Disembark at fully restored and beautifully landscaped historic stations and absorb the atmosphere of the beginning of the 20th century. At Amamoor and Dagun Stations there is wine and cheese tasting along with local produce, arts and crafts.
Journey through the scenic Mary Valley and wind along the steep slopes of the Mary River, taking in the amazing views. It’s a great opportunity to see modern rural life from the seat of a historical train.
History of the Valley Rattler - C 17 No. 802
The completion of the North Coast Line between Brisbane and Cairns in 1924 created the need for more steam locomotives to handle the increased rail traffic.

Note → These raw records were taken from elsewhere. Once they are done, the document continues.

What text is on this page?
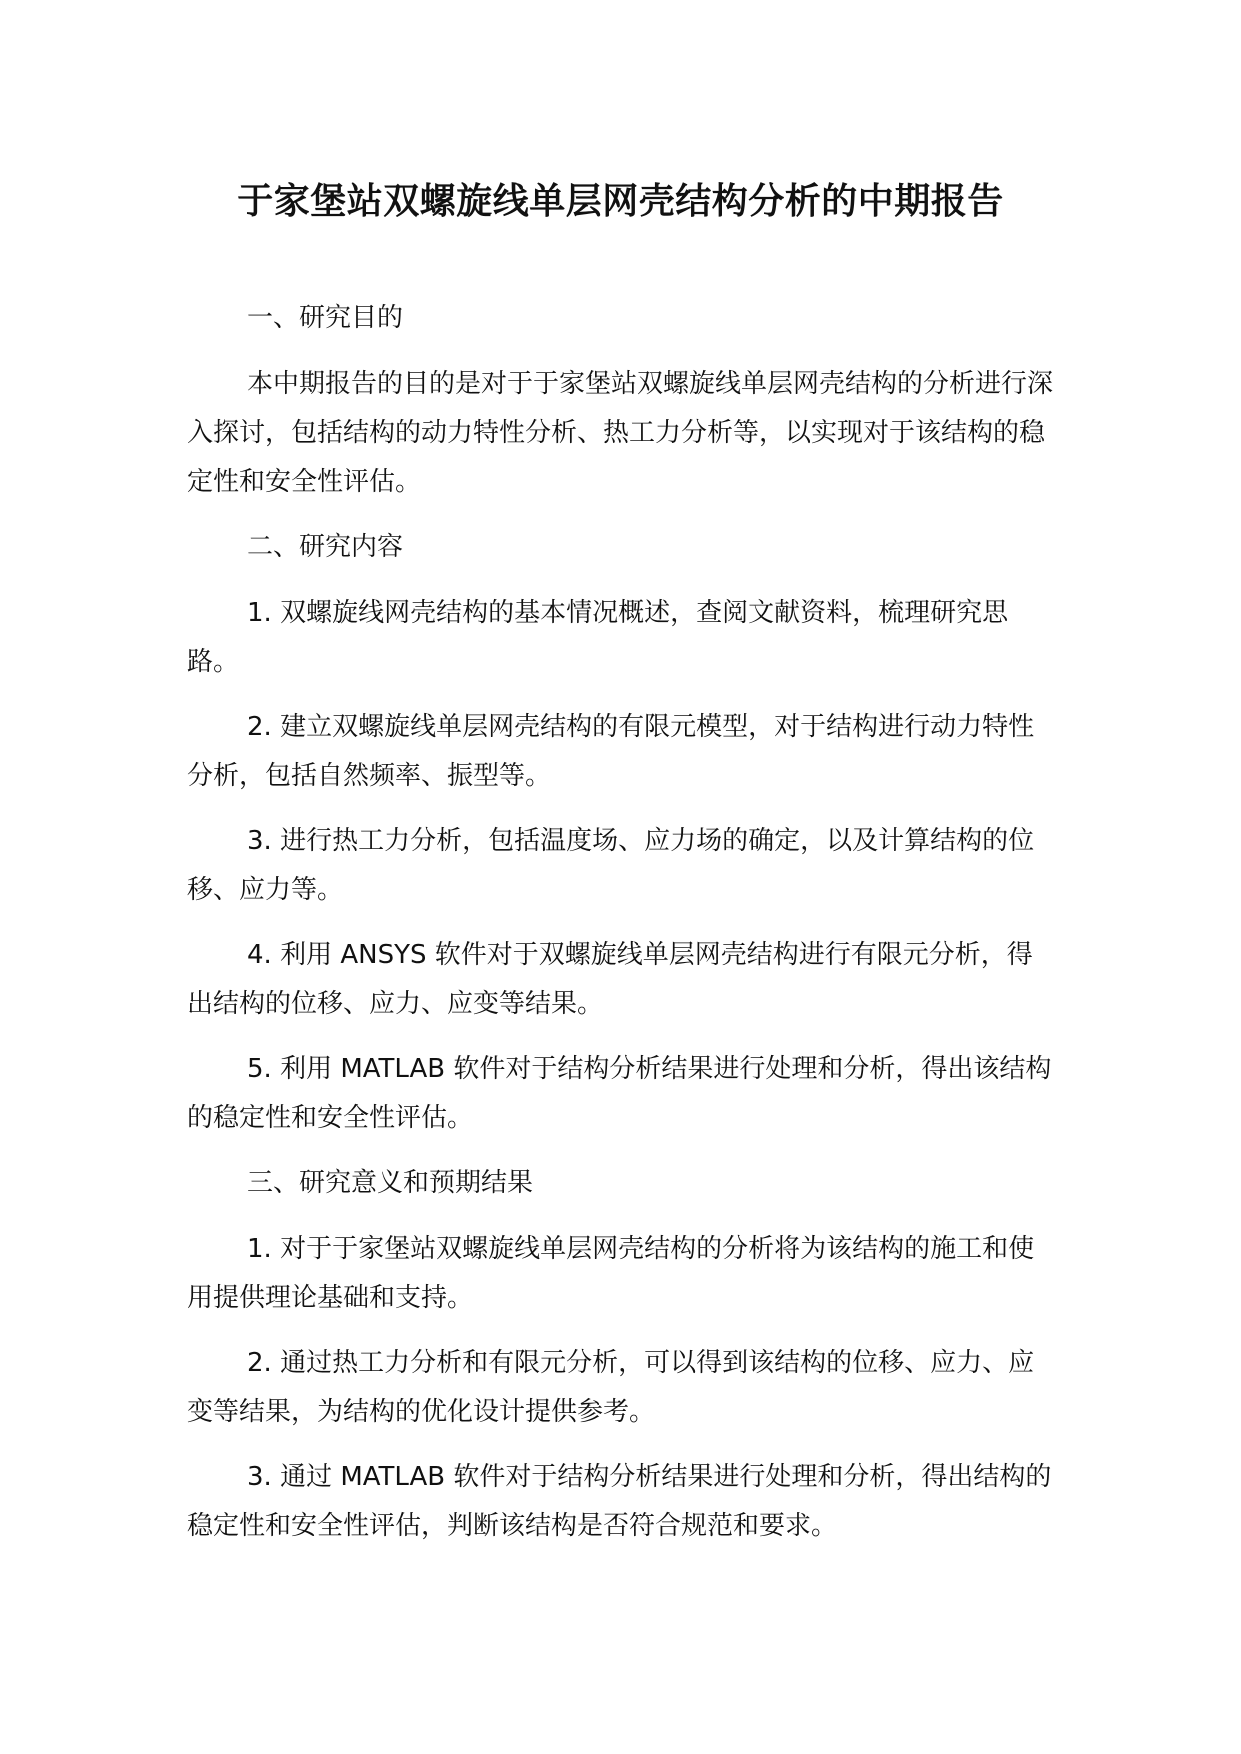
于家堡站双螺旋线单层网壳结构分析的中期报告

一、研究目的

本中期报告的目的是对于于家堡站双螺旋线单层网壳结构的分析进行深入探讨，包括结构的动力特性分析、热工力分析等，以实现对于该结构的稳定性和安全性评估。

二、研究内容

1. 双螺旋线网壳结构的基本情况概述，查阅文献资料，梳理研究思路。

2. 建立双螺旋线单层网壳结构的有限元模型，对于结构进行动力特性分析，包括自然频率、振型等。

3. 进行热工力分析，包括温度场、应力场的确定，以及计算结构的位移、应力等。

4. 利用 ANSYS 软件对于双螺旋线单层网壳结构进行有限元分析，得出结构的位移、应力、应变等结果。

5. 利用 MATLAB 软件对于结构分析结果进行处理和分析，得出该结构的稳定性和安全性评估。

三、研究意义和预期结果

1. 对于于家堡站双螺旋线单层网壳结构的分析将为该结构的施工和使用提供理论基础和支持。

2. 通过热工力分析和有限元分析，可以得到该结构的位移、应力、应变等结果，为结构的优化设计提供参考。

3. 通过 MATLAB 软件对于结构分析结果进行处理和分析，得出结构的稳定性和安全性评估，判断该结构是否符合规范和要求。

At that stage the decision to build more of the C 17 class locomotive was taken. The C 17 class of locomotive was a lightweight Queensland design that was suited to the lightweight track and sharp curves of the Queensland Railways.
Weighing in at just over 80 tonnes and with eight driving wheels, the C 17 class became the mainstay of the Queensland Railways steam fleet.
The need for this type of locomotive was so desperate after World War I, that the Queensland Government ordered locomotives from England. These locomotives were shipped to Australia, arriving in 1927, number 802 among them.
Number 802 (the "Valley Rattler" locomotive) worked mainly in the former Maryborough District during its working life. 802 would have worked the Murgon, Gayndah and Monto branches. In its 42 year career with Queensland Railways, the locomotive travelled many miles and was involved in a few incidents.
In the late 1960’s the end of steam locomotives was announced by Queensland Railways and in June of 1969 number 802 was condemned. It was donated to the Roma and District Tourist Association where it would remained for 31 years.
Number 802 was to remain in Roma until 2000, when it was removed by the Mary Valley Heritage Railway to Gympie. The intention was to restore 802 to working order. In 2003 this was achieved by the MVHR and since then it has run continuously and is the steam motive power of the MVHR fleet.
Since then number 802 has continued to be the mainstay and the main attraction for the Mary Valley Heritage Railway. It is amazing to think that a piece of machinery is still performing the work it was designed for over eighty years ago.